In other cases, where the communication device of a HU is a computer with a processor that can convert voice messages into text, the device of a CA may generate text simultaneously and the device of the HU and the relay could cooperate to produce text and determine the time when the CA’s call should be terminated.

The CA generated text can be used, regardless of the device performing the automated captioning to determine the accuracy of the automated text and when the CA is removed from the call. The CA generated text can also be used, no matter which device is doing automated text captioning. It will help to increase accuracy and speed up the process until the CA is removed from the call.

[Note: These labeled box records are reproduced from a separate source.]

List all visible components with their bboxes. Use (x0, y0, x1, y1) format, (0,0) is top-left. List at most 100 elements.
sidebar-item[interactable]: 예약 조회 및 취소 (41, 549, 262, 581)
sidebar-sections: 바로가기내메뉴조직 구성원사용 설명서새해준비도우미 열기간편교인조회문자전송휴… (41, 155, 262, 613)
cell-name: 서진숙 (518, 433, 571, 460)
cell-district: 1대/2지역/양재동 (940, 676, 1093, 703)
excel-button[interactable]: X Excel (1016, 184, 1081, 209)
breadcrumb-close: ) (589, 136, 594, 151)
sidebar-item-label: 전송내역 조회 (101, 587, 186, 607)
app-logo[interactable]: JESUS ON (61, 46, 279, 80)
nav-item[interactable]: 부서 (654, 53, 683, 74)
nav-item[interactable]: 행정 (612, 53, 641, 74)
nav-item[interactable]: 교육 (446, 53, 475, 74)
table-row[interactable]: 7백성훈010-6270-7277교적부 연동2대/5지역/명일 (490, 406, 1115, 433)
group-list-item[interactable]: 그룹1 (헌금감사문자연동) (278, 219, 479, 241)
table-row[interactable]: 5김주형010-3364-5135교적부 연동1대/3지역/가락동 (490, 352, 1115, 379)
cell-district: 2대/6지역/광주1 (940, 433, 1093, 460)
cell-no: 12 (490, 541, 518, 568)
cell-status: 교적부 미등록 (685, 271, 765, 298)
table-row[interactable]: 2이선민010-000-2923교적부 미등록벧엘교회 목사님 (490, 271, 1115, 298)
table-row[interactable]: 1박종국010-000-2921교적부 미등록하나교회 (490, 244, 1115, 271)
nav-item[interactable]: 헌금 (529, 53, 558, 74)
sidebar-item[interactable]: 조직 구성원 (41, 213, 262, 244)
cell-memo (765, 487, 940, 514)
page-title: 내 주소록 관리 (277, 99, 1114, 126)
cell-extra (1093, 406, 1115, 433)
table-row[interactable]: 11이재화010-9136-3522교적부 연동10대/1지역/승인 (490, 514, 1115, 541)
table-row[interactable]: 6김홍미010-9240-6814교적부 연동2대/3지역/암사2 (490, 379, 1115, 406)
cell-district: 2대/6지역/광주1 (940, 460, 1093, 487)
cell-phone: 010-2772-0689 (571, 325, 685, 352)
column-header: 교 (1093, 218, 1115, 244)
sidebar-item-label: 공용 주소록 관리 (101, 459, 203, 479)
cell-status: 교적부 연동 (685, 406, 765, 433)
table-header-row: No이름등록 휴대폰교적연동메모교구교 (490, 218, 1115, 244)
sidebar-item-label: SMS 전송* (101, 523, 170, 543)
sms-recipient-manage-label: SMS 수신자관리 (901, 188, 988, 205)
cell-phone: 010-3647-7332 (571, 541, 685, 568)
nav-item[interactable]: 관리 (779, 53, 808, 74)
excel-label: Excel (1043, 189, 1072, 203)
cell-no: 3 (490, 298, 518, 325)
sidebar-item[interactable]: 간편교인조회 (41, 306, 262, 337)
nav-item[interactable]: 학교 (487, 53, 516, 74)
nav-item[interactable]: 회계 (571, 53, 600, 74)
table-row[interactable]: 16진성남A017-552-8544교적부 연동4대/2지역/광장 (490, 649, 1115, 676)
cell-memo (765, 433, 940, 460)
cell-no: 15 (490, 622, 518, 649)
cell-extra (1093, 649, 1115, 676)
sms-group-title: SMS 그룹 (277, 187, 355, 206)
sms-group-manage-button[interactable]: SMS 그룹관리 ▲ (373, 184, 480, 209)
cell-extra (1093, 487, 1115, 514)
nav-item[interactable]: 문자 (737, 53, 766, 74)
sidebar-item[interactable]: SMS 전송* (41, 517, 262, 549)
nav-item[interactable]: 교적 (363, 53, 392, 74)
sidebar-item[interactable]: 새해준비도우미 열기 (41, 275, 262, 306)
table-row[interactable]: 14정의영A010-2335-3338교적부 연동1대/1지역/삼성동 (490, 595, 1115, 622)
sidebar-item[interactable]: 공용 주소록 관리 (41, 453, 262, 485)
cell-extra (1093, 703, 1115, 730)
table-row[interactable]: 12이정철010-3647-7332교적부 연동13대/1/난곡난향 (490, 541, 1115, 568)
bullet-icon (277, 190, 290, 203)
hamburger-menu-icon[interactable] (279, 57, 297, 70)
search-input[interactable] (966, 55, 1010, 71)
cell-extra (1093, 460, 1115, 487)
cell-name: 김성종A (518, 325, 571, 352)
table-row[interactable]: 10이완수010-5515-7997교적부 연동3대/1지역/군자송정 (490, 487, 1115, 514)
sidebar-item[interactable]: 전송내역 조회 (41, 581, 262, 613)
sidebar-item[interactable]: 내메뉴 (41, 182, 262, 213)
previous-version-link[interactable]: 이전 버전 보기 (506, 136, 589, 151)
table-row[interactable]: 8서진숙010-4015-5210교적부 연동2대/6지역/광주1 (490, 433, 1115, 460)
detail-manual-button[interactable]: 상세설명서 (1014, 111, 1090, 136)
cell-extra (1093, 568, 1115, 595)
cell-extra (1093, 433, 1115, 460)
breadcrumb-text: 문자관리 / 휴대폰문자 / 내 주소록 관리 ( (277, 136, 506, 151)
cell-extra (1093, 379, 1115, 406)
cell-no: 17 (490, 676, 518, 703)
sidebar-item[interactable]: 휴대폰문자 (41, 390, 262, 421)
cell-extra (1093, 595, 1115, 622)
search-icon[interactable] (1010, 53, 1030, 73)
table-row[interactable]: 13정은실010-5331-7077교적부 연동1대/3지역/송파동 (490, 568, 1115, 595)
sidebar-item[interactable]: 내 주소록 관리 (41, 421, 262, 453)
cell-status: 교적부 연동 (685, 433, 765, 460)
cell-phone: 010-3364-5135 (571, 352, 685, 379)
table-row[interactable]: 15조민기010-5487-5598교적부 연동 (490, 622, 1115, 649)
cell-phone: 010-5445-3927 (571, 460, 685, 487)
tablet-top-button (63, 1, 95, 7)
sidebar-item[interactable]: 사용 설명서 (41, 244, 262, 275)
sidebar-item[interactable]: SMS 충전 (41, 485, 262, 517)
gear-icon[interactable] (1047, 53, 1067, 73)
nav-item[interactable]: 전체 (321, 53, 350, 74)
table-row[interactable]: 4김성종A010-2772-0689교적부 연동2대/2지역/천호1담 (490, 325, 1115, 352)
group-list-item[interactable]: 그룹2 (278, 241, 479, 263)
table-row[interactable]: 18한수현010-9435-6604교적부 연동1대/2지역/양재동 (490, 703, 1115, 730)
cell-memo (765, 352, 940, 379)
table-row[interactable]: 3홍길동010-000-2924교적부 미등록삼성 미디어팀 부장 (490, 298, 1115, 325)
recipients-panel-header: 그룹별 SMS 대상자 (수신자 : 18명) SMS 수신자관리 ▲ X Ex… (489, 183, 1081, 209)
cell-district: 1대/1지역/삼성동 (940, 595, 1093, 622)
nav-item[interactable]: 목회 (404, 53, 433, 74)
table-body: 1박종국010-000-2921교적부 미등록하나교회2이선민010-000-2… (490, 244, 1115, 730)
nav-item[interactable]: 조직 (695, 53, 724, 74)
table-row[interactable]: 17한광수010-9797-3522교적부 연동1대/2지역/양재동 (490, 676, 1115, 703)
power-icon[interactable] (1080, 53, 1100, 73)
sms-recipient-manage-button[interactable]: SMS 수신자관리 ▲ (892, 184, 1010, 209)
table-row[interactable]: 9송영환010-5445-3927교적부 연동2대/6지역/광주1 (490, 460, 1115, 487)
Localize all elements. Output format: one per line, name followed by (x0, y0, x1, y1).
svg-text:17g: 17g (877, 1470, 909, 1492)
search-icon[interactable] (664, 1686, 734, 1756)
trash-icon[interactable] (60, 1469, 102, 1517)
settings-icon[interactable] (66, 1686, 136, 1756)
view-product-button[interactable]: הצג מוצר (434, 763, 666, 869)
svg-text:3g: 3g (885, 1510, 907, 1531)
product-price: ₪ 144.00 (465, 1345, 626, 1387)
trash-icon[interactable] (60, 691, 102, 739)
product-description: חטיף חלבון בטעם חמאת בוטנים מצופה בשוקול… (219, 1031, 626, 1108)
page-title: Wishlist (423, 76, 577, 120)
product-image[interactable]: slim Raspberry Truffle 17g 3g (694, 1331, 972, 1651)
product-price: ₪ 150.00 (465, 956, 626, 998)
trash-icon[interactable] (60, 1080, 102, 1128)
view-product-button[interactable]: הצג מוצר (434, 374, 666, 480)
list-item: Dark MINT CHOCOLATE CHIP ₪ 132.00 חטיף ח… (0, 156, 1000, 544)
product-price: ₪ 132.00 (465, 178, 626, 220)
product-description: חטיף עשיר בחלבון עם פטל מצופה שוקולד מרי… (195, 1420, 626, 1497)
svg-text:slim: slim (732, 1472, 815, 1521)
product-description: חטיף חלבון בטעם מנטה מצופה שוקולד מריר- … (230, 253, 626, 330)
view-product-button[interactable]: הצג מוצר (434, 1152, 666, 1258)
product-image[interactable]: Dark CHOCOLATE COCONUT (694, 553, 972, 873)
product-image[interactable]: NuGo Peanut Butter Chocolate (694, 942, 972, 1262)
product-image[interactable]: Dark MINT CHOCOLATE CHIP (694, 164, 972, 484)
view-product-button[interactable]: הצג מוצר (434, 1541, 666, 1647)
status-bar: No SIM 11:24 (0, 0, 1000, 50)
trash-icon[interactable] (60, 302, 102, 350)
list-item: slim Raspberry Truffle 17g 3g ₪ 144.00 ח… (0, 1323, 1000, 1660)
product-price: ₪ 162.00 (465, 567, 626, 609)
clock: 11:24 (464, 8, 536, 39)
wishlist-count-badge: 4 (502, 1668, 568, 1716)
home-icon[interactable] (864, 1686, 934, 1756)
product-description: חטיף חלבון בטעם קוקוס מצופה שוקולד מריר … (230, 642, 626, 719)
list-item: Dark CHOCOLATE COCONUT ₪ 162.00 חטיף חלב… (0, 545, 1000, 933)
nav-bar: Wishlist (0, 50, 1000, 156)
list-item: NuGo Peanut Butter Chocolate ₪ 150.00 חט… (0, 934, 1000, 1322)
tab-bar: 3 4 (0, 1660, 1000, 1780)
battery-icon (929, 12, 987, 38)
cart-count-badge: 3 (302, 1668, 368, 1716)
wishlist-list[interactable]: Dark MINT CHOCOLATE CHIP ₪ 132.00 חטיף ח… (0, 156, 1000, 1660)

It has been acknowledged that there are instances when a hearing-impaired person listens to a HU without a device from an AU providing simultaneous text, when the AU becomes confused and wants transcriptions of recent voice messages by the HU. If an AU is using an AU device to make a call that is not captioned, and it has trouble understanding the voice message, the AU may initiate a captioning service in order to get text for the subsequent voice messages. While text is provided to the AU for the subsequent messages, he or she still does not understand the original voice message. In another case, where CA-generated text lags behind a current HU voice message by a significant amount, an AU can request that captioning catch up with the current message.

In order to provide captioning in such cases, at least in some embodiments, an AU’s devices stores the voice messages of an HU and, upon receiving a captioning request or a catch-up request, the recorded messages are either used to automatically generate text, or have a CA create text corresponding to recorded voice message.

When automated software is tuned to the voice of a HU, it may store a voice model that can later be used to tune automated software in order to transcribe that HU?s voice. It may also store a profile that allows the HU to be distinguished from other HUs. The profile can then be used by the HU to identify it when calling an AU device. The voice model is used to tune software to produce highly accurate text corresponding with the HU voice messages.